Антропологические идеи Аристотеля не были в отечественной литературе предметом целостного рассмотрения. Фрагментарные погружения в текст античного мыслителя не сопровождались попыткой полного рассмотрения различных взглядов Аристотеля на человека, его природу и сущность, на соотношение разума и неразумия, связи телесных и душевных процессов. Такой подход к антропологическому учению Аристотеля характерен также и для зарубежной литературы.
Прошли века, прежде чем философы задумались над тем, что постижение человека прежде всего предполагает выявление человеческой природы. Аристотель, как было отмечено, не стремился выделить человека среди других живых существ, поскольку, напротив, хотел показать близость и тождественность разных созданий (человек и бык). Их сходство в том, что они оба могут быть охарактеризованы как живые существа. Но в чем отличие человека от иных существ?

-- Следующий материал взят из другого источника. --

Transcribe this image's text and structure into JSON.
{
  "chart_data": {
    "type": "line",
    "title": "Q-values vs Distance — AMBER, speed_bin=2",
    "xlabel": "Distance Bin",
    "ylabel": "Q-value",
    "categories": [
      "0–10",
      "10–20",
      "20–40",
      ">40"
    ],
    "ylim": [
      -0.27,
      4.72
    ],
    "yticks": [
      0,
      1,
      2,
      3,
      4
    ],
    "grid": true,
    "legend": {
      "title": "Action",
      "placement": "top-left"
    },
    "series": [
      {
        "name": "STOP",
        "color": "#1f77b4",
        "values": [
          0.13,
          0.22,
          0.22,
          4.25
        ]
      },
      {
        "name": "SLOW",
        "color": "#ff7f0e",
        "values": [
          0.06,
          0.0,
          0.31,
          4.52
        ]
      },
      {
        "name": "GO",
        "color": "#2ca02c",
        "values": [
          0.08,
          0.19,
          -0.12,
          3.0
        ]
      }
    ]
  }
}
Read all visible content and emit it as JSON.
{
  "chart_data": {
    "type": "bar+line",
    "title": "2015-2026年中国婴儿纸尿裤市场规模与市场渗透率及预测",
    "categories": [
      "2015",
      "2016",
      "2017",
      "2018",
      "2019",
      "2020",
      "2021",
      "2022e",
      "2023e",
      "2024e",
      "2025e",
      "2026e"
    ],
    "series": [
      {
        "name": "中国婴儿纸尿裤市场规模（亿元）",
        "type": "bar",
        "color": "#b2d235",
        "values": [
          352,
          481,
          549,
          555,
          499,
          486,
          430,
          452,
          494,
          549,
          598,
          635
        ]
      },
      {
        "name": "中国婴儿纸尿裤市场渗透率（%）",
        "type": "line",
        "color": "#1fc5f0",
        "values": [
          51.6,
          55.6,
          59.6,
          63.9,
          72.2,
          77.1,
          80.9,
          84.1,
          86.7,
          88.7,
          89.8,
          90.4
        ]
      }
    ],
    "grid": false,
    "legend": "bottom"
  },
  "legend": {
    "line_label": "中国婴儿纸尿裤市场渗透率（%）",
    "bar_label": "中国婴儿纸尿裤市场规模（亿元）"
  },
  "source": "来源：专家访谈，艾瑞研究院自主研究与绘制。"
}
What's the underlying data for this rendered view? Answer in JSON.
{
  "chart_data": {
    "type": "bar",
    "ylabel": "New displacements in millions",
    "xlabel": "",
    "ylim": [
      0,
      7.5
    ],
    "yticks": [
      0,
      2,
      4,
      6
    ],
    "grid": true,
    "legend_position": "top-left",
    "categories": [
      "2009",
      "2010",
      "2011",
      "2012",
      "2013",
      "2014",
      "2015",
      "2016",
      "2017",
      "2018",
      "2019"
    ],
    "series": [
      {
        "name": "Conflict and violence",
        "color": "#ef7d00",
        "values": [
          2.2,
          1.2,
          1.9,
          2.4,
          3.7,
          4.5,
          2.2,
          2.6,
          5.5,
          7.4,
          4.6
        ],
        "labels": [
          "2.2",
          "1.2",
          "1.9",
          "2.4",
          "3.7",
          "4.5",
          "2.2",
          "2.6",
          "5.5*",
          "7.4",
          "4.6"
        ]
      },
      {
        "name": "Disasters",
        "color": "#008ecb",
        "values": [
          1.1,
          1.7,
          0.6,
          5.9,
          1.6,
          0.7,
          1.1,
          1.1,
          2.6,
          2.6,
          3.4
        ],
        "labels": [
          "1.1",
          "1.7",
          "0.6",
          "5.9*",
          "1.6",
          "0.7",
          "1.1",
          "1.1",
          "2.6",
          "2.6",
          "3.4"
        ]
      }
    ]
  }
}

Прежде всего, человек – это определенная субстанция. Но такое обозначение не полностью характеризует человека. Эта субстанция не остается неизменной. Уже Аристотель подметил, что человек многое получает от природы. Но он и сам создает нечто, чего нет в природе. Стало быть, он не может быть неизменной субстанцией. Человек способен «приплюсовать» себе то, чем его природа не одарила. Он обладает особой активностью, позволяющей менять собственное окружение и себя самого. Но самое главное – он обладает сознанием, которое возвышает его над другими природными созданиями.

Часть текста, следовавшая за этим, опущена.